By William E. Sigler

In two internal legal memorandums, the IRS has provided guidance on the taxation of executive compensation under Section 409A of the Internal Revenue Code. Compensating managers goes to the heart of the successful operation of any fund investment. Section 409A sets forth requirements relating to deferred compensation. Under Section 409A, if a deferred compensation plan fails to satisfy specific requirements, then amounts deferred under the plan are includable in gross income. Those deferrals are also subject to an additional 20% penalty tax.

Retention Bonus Includable in Executive’s Income

Under a retention agreement, an executive was to receive a bonus for remaining employed until the vesting date, which was the third anniversary of the date of the agreement. The company subsequently determined that the agreement failed to meet the requirements of Section 409A, because the company could impermissibly accelerate payment of the bonus. The company corrected the failure in the third year by removing its discretion to accelerate payment. The executive provided services through the end of the third year at which time the bonus vested.

If a failure under Section 409A occurs at any time during the tax year, there is an amount includable in income that is determined based on the amounts deferred at the of the tax year, reduced by the amounts subject to a substantial risk of forfeiture. The IRS found that the failure to meet the requirements of Section 409A began as of the date the retention agreement was signed and continued until the failure was corrected in the third year.

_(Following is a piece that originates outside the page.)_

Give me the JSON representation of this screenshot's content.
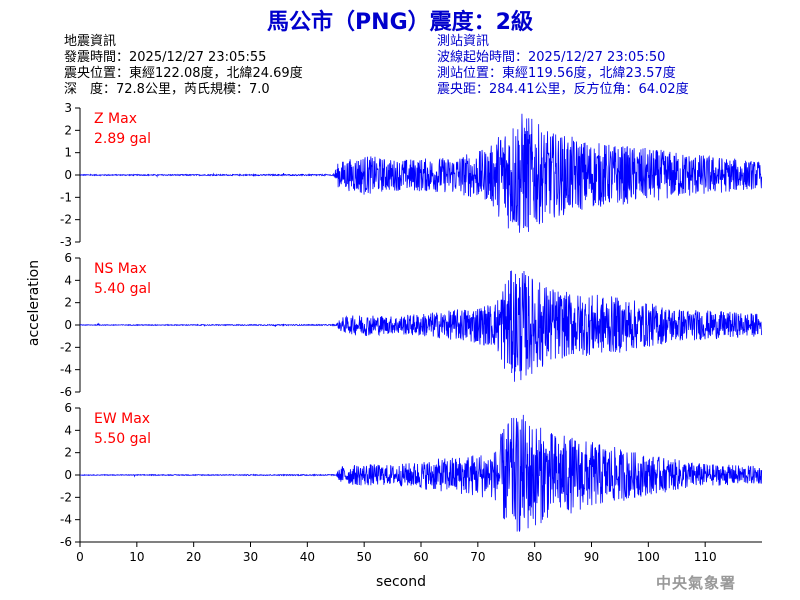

Thus, the amount includable in income under Section 409A for the first and second years was reduced to zero because the bonus was subject to a substantial risk of forfeiture as of the end of those years. However, the bonus became vested, meaning that it was no longer subject to a substantial risk of forfeiture, at the end of the third year. Therefore, the amount includable in income under Section 409A for the third year was not reduced by any non-vested amount, and the entire amount deferred was taxed to the executive under Section 409A at the end of the third year.

Stock Option Includable in Income

A company agreed to grant an executive a non-statutory stock option to purchase some of the company’s common stock. The company subsequently declared a dividend payable to holders of its common stock. In the case of the executive, the company reduced the exercise price per unvested option share by the amount of the dividend.

For a stock option to be exempt under Section 409A, the exercise price may not be less than the fair market value of the underlying stock on the option’s grant date. In this case, the executive’s non-statutory stock option failed to meet this requirement because the exercise price became less than the applicable fair market value of the underlying stock as a result of the adjustment made for the dividend. In addition, the terms of the option did not provide for exercise dates that were permissible payment events under Section 409A. Because the executive’s non-statutory stock option failed to meet the requirements of Section 409A, the total amount deferred under the option became includable in income.

Lessons to be Learned

Section 409A is an addition to, rather than a replacement of, the existing body of law governing non-qualified deferred compensation. The rules can result in harsh tax consequences to arrangements failing to satisfy them. Unfortunately, it is not always apparent when these rules apply. As a consequence, it is necessary to consider their application in a much broader array of situations than has historically been a concern when dealing with executive compensation.